Technology is becoming more and more common in lecture theatres, colleges and classrooms worldwide.
And not just for the teachers!
Because laptops, tablets and smart phones are becoming smaller, lighter, more powerful, the idea of taking notes by hand just seems tedious and out dated to many students today.
Typing your notes may be faster and means you can record more when there's a lot of information to take down.
But it turns out there are still advantages to doing things the old-fashioned way.
The research clearly shows that laptops, tablets and other devices can cause distractions. In just 1 click you can check steemit, insta, twitter or Facebook - feels so much better than vegging out in that dull and boring lecture!
And one study has shown that because taking hand written notes means you go slower it's what actually makes it more useful in the long run.
The publication called Psychological Science, has published a study by Pam A. Mueller of Princeton University and Daniel M. Oppenheimer of the University of California, Los Angeles. In the study they test how hand written note-taking compares to notes taken on a computer and what is the affect on your learning.
"When people type their notes, they have this tendency to try to take verbatim notes and write down as much of the lecture as they can," Mueller tells NPR's Rachel Martin. "The students who were taking longhand notes in our studies were forced to be more selective — because you can't write as fast as you can type. And that extra processing of the material that they were doing benefited them."
Note-taking is categorised in two ways: generative and nongenerative.
- Generative note-taking = condensing, summarising, paraphrasing and concept mapping/mind mapping
- Nongenerative note-taking = copying the content verbatim.
And they also hypothesise two key benefits and why hand written note-taking is beneficial in the first place.
- The encoding hypothesis, when you are taking hand written notes you are using multiple processes, writing, drawing, mapping, spacial design "the processing that occurs" improves "learning and retention."
- The external-storage hypothesis, is that you learn by being able to look back at your notes, or even the notes of other people.
Now I know that if you can type faster than you write, then using a laptop will make you more likely to try to transcribe everything you're hearing. So Mueller and Oppenheimer had to consider whether the benefits of being able to look at your more complete, transcribed notes on a laptop outweigh the drawbacks of not processing that information. On the other hand, when writing longhand, you process the information better but may have less to look back at.
In come the standard Guinea Pigs - university students. For the first study, the guinea pigs were shown a variety of TED talks, and found that the students who used laptops did type significantly more words than those who took notes by hand.
The testing of the encoding hypothesis i.e. how well they remembered information, revealed a key point of divergence, and that was the type of question...
When asked to simply remember facts, like dates, both groups did equally well.
But
For "conceptual-application" questions, such as, "How do Japan and Sweden differ in their approaches to equality within their societies?" the laptop users did "significantly worse."
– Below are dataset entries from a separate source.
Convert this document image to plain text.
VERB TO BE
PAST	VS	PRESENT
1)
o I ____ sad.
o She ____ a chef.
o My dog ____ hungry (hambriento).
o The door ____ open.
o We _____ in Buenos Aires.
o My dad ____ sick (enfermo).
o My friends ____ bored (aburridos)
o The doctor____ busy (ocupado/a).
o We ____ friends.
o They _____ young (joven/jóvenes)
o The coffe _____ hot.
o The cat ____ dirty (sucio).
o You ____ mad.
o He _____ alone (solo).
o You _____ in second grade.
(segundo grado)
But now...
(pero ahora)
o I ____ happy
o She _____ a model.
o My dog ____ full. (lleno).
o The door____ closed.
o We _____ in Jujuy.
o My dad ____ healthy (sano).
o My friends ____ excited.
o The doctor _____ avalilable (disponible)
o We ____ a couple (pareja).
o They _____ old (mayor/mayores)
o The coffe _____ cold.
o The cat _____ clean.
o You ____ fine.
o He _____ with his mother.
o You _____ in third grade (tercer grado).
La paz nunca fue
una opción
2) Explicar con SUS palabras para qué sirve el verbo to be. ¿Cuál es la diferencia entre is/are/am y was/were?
The same results occurred in a second study, students using laptops were specifically told to avoid taking verbatim notes. "Even when we told people they shouldn't be taking these verbatim notes, they were not able to overcome that instinct," Mueller says. And the correlation was definite and clear - The more words the students copied verbatim, the worse they performed on recall tests.
And to test the external-storage hypothesis, for the third study they gave students the opportunity to review their notes in between the lecture and test. The thinking is, if students have time to study their notes from their laptops, the fact that they typed more extensive notes than their longhand-writing peers could possibly help them perform better.
BUT the students taking notes by hand still performed better. "This is suggestive evidence that longhand notes may have superior external storage as well as superior encoding functions," Mueller and Oppenheimer write.
Do studies like these make any difference to you? Do they mean as a wise student you will go back to pen and paper?
"I think it is a hard sell to get people to go back to pen and paper," Mueller says. "But they are developing lots of technologies now like Livescribe and various stylus and tablet technologies that are getting better and better. And I think that will be sort of an easier sell to college students and people of that generation."